Brands versus retailers – it’s a battle that has rumbled on throughout the ages. The contest is more magnified now in the digital age with the Internet playing host to online discount retailers as consumers look for the cheapest bargains.
Retailers are leading the way when it comes to winning custom. When once upon a time, consumers would buy into a brand’s message, style and values, the tables have now turned. Millennials have embraced a DIY approach to shopping, with a wealth of choice and information at their fingertips. Recent research has shown that only 7% of millennials identify themselves as brand loyalists.
So, what can be done from a brand perspective to ensure they can remain relevant in today’s volatile climate?
One big topic that harmonises retailers and brands is data.
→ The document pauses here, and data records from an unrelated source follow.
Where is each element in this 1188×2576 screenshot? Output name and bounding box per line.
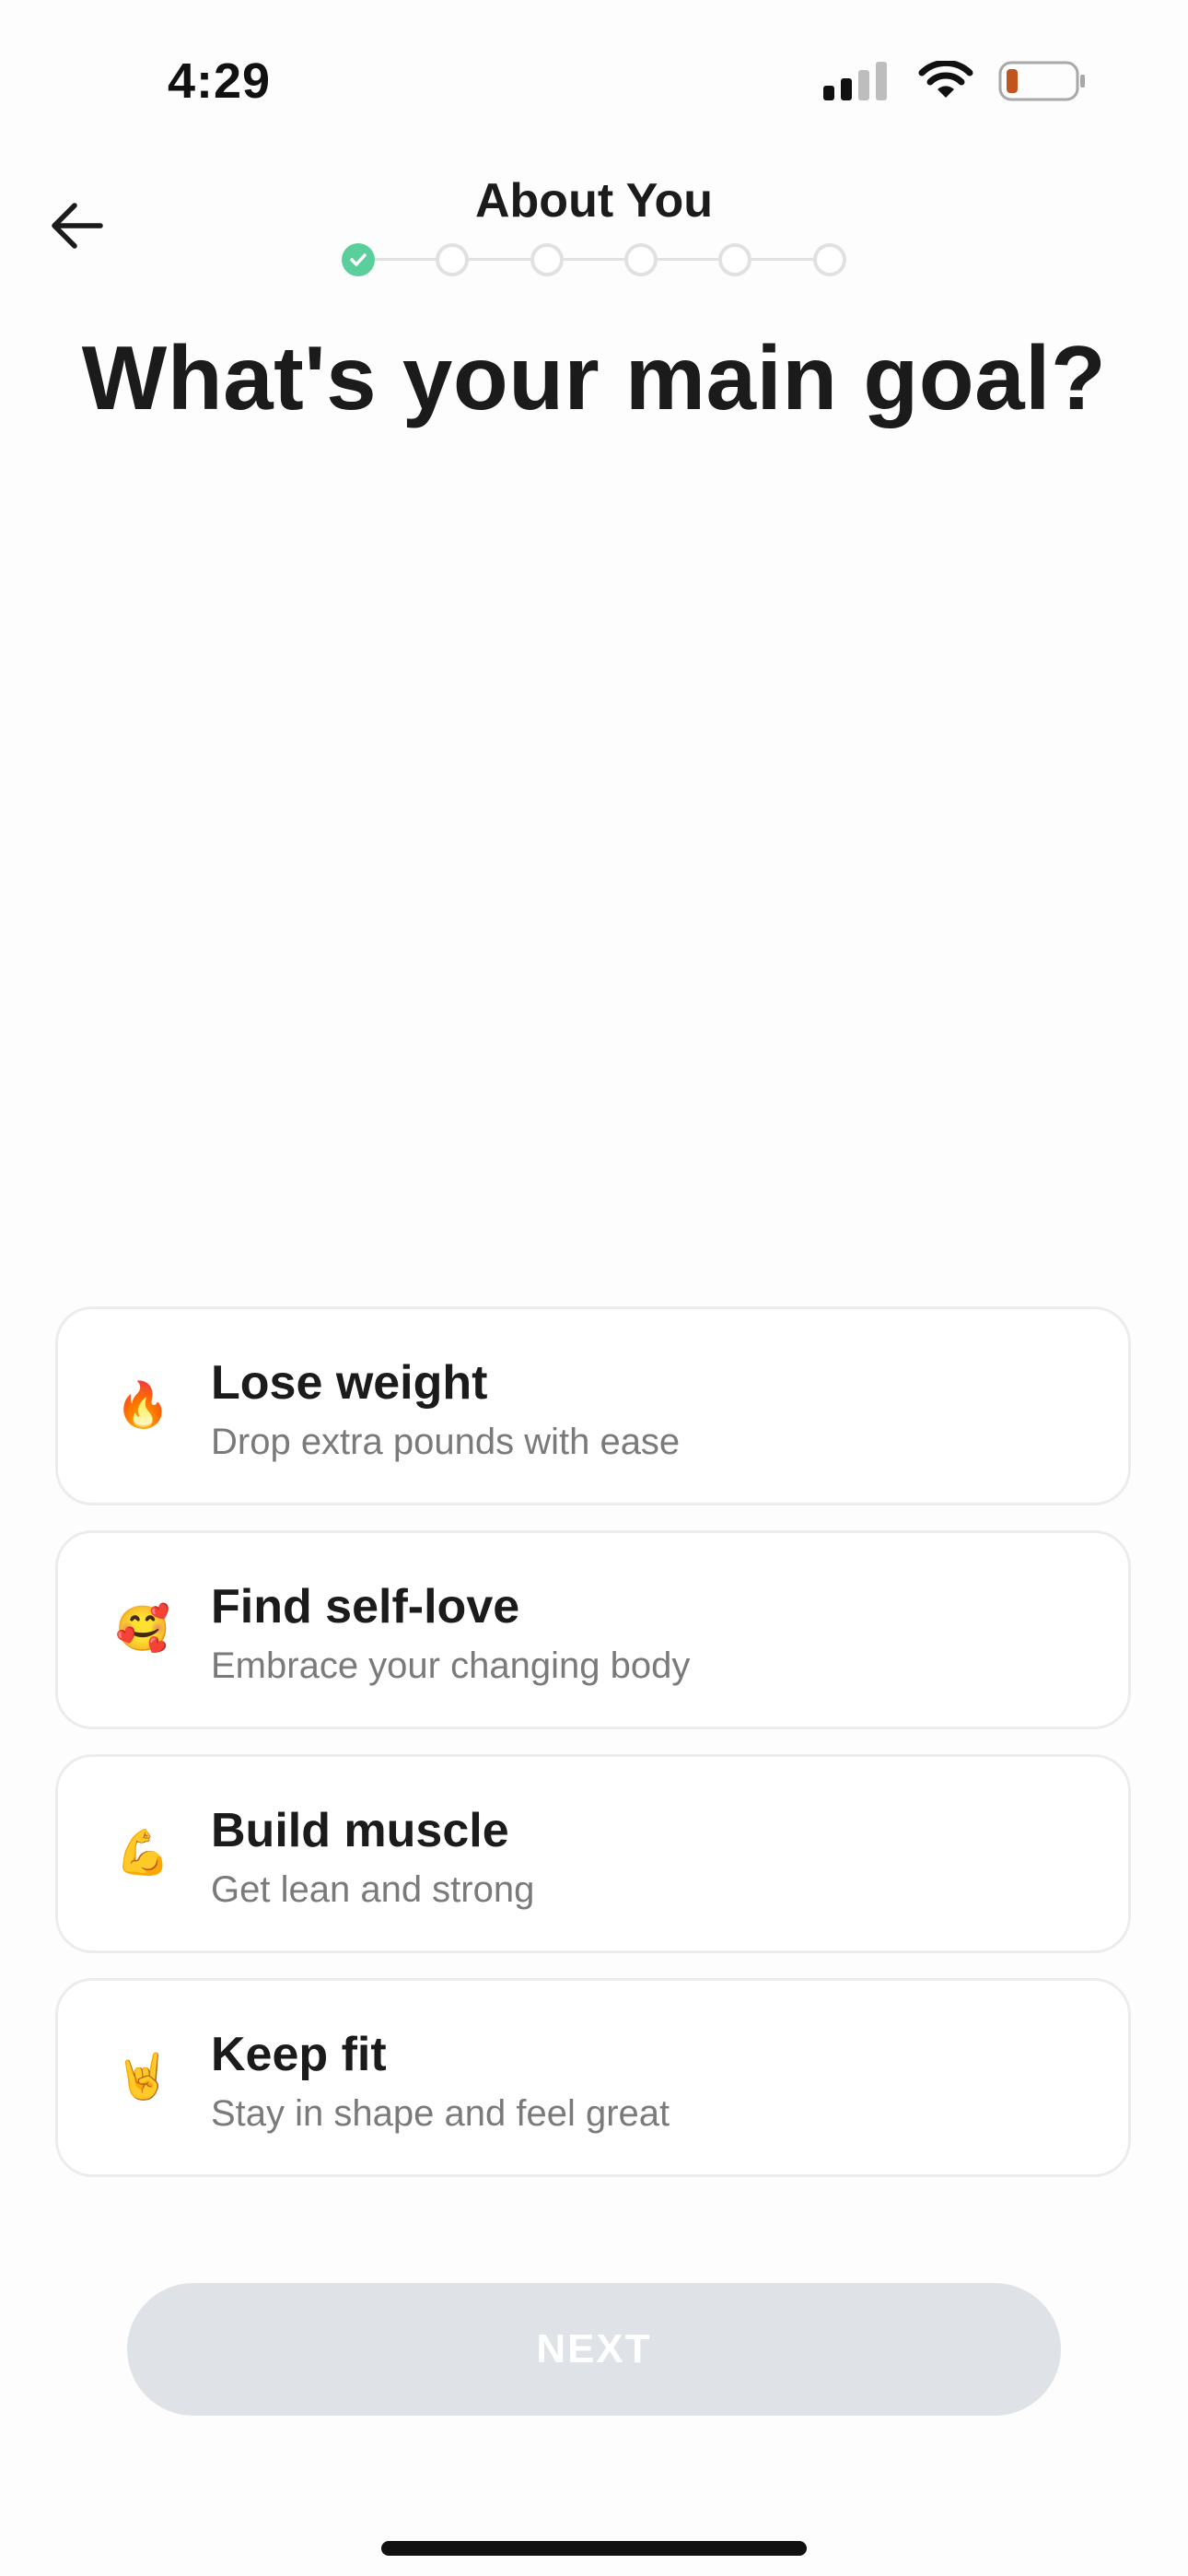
home-indicator[interactable] [381, 2541, 807, 2556]
status-icons [823, 57, 1087, 105]
step-5 [718, 243, 751, 276]
question-heading: What's your main goal? [81, 327, 1107, 428]
option-subtitle: Embrace your changing body [211, 1645, 691, 1686]
page-title: About You [474, 174, 714, 228]
option-title: Find self-love [211, 1580, 520, 1633]
status-time: 4:29 [168, 53, 272, 109]
rock-on-hand-emoji-icon: 🤘 [115, 2053, 170, 2102]
option-subtitle: Drop extra pounds with ease [211, 1422, 681, 1462]
cellular-signal-icon [823, 62, 887, 100]
option-title: Build muscle [211, 1804, 509, 1857]
checkmark-icon [350, 253, 367, 266]
step-3 [530, 243, 564, 276]
option-keep-fit[interactable]: 🤘 Keep fit Stay in shape and feel great [55, 1978, 1131, 2177]
step-4 [624, 243, 658, 276]
option-find-self-love[interactable]: 🥰 Find self-love Embrace your changing b… [55, 1530, 1131, 1729]
next-button-label: NEXT [536, 2326, 652, 2371]
smiling-face-hearts-emoji-icon: 🥰 [115, 1605, 170, 1654]
battery-low-icon [998, 61, 1085, 101]
flexed-biceps-emoji-icon: 💪 [115, 1829, 170, 1878]
progress-stepper [342, 243, 846, 276]
fire-emoji-icon: 🔥 [115, 1381, 170, 1430]
option-lose-weight[interactable]: 🔥 Lose weight Drop extra pounds with eas… [55, 1306, 1131, 1505]
step-2 [436, 243, 469, 276]
stepper-track [358, 258, 830, 261]
option-build-muscle[interactable]: 💪 Build muscle Get lean and strong [55, 1754, 1131, 1953]
option-subtitle: Stay in shape and feel great [211, 2093, 670, 2134]
option-title: Lose weight [211, 1356, 488, 1410]
wifi-icon [918, 61, 973, 98]
option-title: Keep fit [211, 2028, 387, 2081]
next-button[interactable]: NEXT [127, 2283, 1061, 2416]
option-subtitle: Get lean and strong [211, 1869, 535, 1910]
step-1-completed [342, 243, 375, 276]
step-6 [813, 243, 846, 276]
We already know the power it can provide both – insights on customer behaviour, purchasing patterns and where and when they like to shop. The rise of online shopping, combined with the social media boom, has opened up a host of new channels for brands and retailers to promote their message, which in return, leaves them with a mountain of actionable customer data.
Making sense of this data and acting upon it has proved a blessing and curse for marketers. Done right, it can help target and convert new customers, retain existing ones, and, ultimately, boost sales. Done wrong, customers will turn their back on you, spread the word among their peers, and head off to a competitor.
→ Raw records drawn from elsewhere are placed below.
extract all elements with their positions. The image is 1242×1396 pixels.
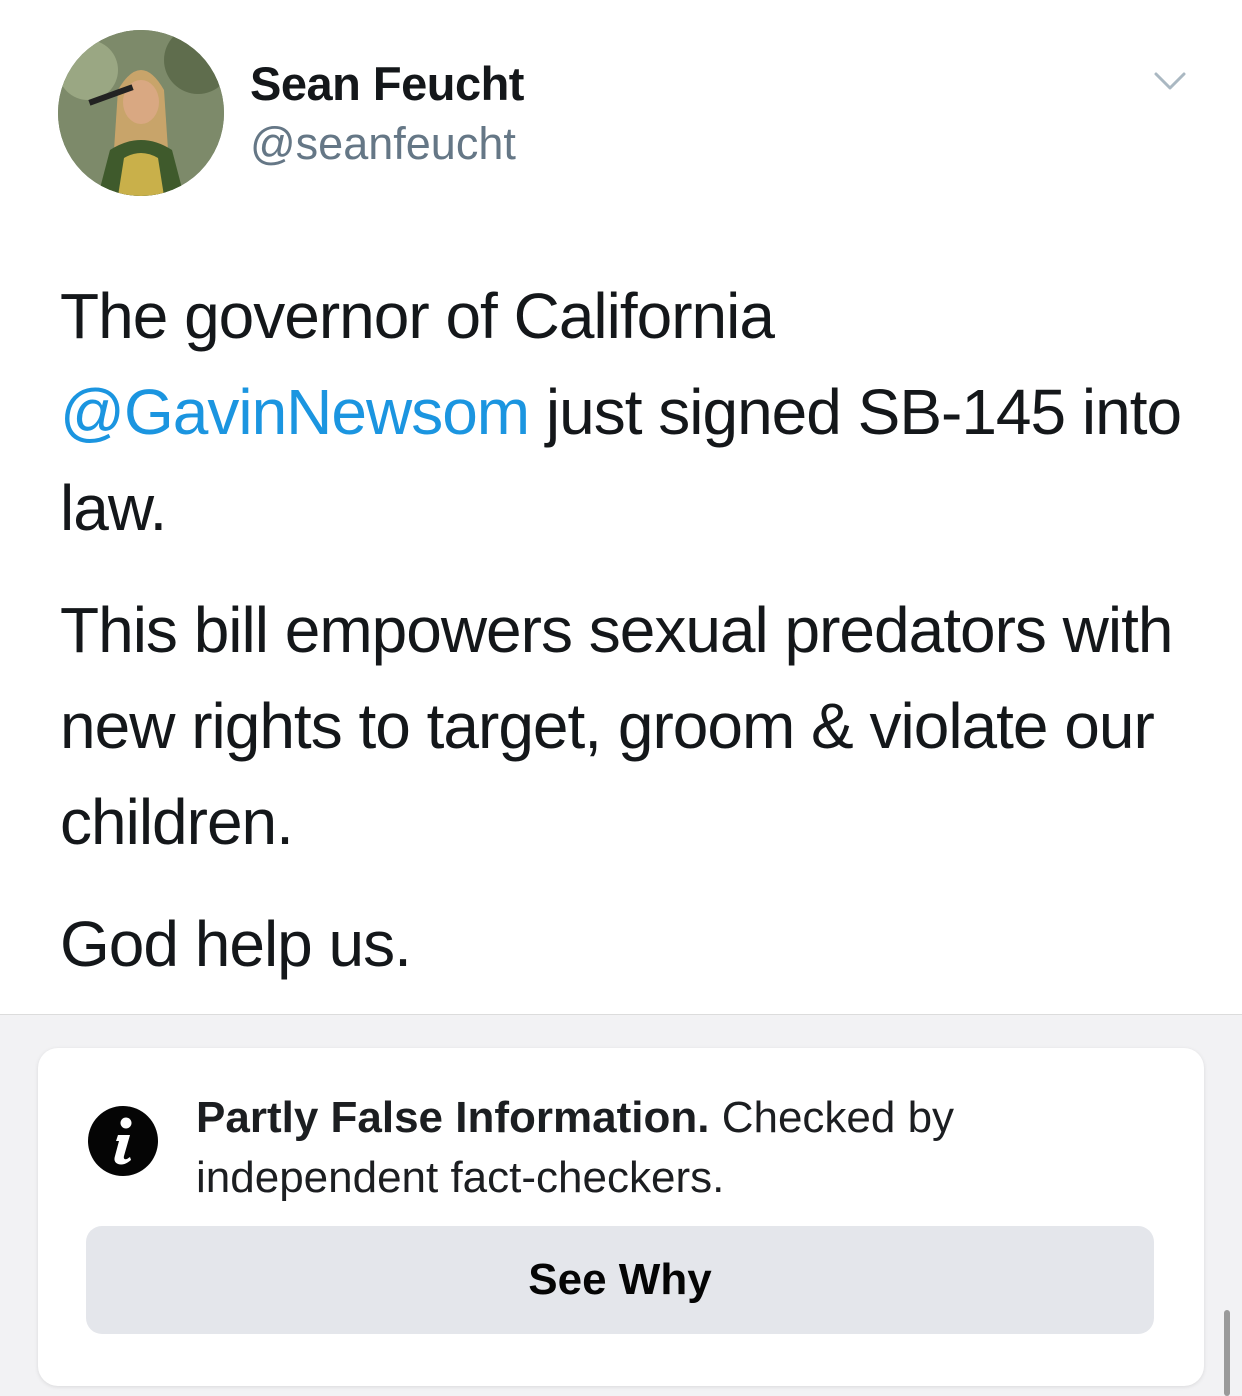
user-handle[interactable]: @seanfeucht	[250, 118, 516, 170]
tweet-card: Sean Feucht @seanfeucht The governor of …	[0, 0, 1242, 1015]
display-name[interactable]: Sean Feucht	[250, 56, 524, 111]
chevron-down-icon[interactable]	[1150, 66, 1190, 96]
see-why-button[interactable]: See Why	[86, 1226, 1154, 1334]
avatar[interactable]	[58, 30, 224, 196]
fact-check-message: Partly False Information. Checked by ind…	[196, 1088, 1156, 1208]
avatar-photo	[58, 30, 224, 196]
mention-link[interactable]: @GavinNewsom	[60, 376, 530, 448]
tweet-body: The governor of California @GavinNewsom j…	[60, 268, 1190, 1018]
scrollbar[interactable]	[1224, 1310, 1230, 1396]
info-icon	[88, 1106, 158, 1176]
fact-check-card: Partly False Information. Checked by ind…	[38, 1048, 1204, 1386]
tweet-paragraph: This bill empowers sexual predators with…	[60, 594, 1173, 858]
tweet-text-lead: The governor of California	[60, 280, 775, 352]
tweet-paragraph: The governor of California @GavinNewsom j…	[60, 268, 1190, 556]
tweet-paragraph: God help us.	[60, 908, 412, 980]
fact-check-rating: Partly False Information.	[196, 1093, 710, 1142]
So if retailers and brands have the same end goal – winning and retaining custom – why can’t they operate together to help achieve this? Surely the combination of two sets of data on a single customer is better than one? But how do brands and retailers set about doing this? The answer lies in second-party data.
Take any supermarket and Coca-Cola for example. The brand (Coca-Cola) is responsible for developing the product but arguably knows little about the end-user, given the majority of sales come through the retailer (the supermarket).
It’s within the interests of the brand to work with the retailer to obtain customer data that enables it to tailor its product marketing for current audiences. For example, targeting paid media to lapsed buyers and measuring the in-store sales impact of that paid media. In addition to a potential new revenue stream, the benefit for the retailer is a more engaged brand that invests more in paid media and brand-funded promotions.
As shopping patterns and behaviours continue to evolve, the future will always remain uncertain for both brands and retailers. The next big phenomenon is always ready to shake up the industry once again. Second-party data is a powerful tool if handled correctly. It’s how brands and retailers can work in harmony to build relationships with their customers and ultimately remain relevant and profitable.